Os impactos já são sentidos e precisam ser minimizados. E o receituário fica cada vez mais claro – inclusive pelas lições aprendidas com os países que estão à nossa frente nesse ciclo. Há que se investir no aumento da capacidade de atendimento dos contaminados; recompor a renda dos socialmente mais vulneráveis; proteger pequenas e médias empresas e seus respectivos empregos; garantir funcionalidade ao mercado de crédito evitando o seu colapso; e eliminar os riscos de desabastecimento. 

Cada um dos itens dessa agenda demanda um conjunto de novas políticas públicas e sua efetiva implementação para que cheguem na ponta, ou seja, no cidadão. Para isso dependemos não só do Executivo em seus três níveis federativos, mas também do Legislativo e do Judiciário, com todos agindo de forma coordenada.

Afinal, o sucesso da resposta à crise, assim como a retomada da atividade (e a velocidade dela) dependem dessa coordenação. Desde o fortalecimento da rede de proteção social, via transferências de recursos para as parcelas mais vulneráveis da população, até as ações de alívio tributário, de tarifas públicas e de crédito prescindem de uma visão ampla da crise para que se garanta consistência e efetividade das ações. Da mesma forma, a mobilização do setor privado, hoje tão intensa e louvável, precisa ser consistente com as necessidades prioritárias do setor público, sob risco de desperdiçarmos esforços e recursos hoje tão escassos. Mas toda essa coordenação ainda nos falta.

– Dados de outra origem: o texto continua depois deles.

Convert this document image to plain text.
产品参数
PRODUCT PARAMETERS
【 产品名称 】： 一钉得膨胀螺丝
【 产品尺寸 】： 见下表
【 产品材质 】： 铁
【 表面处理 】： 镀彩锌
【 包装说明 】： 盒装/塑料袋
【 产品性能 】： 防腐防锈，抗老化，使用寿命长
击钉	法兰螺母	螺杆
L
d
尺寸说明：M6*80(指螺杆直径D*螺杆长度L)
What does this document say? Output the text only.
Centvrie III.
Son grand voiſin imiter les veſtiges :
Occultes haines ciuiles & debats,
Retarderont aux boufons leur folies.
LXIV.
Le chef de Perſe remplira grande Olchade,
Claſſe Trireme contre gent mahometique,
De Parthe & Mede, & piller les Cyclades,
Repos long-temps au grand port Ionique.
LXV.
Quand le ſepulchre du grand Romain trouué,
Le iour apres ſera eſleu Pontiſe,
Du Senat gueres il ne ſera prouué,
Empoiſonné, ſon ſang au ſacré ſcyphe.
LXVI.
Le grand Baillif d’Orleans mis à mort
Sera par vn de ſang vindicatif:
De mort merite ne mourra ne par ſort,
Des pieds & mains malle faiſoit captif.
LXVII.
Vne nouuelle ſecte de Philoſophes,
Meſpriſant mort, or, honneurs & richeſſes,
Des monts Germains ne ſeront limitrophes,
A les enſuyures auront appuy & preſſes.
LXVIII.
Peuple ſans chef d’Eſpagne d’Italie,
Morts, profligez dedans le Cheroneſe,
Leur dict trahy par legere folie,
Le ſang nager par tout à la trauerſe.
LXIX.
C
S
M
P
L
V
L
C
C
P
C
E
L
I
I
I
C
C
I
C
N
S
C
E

Embora tudo tenha mudado de repente, não mais que de repente, já se vão mais de 30 dias. Tempo precioso tem sido perdido com a dispersão de esforços, com a lentidão na operacionalização das medidas de socorro, com a falta de apoio a governadores que estão na linha de frente e com as bravatas do presidente da República. Tempo que se medirá, infelizmente, em número de vidas perdidas.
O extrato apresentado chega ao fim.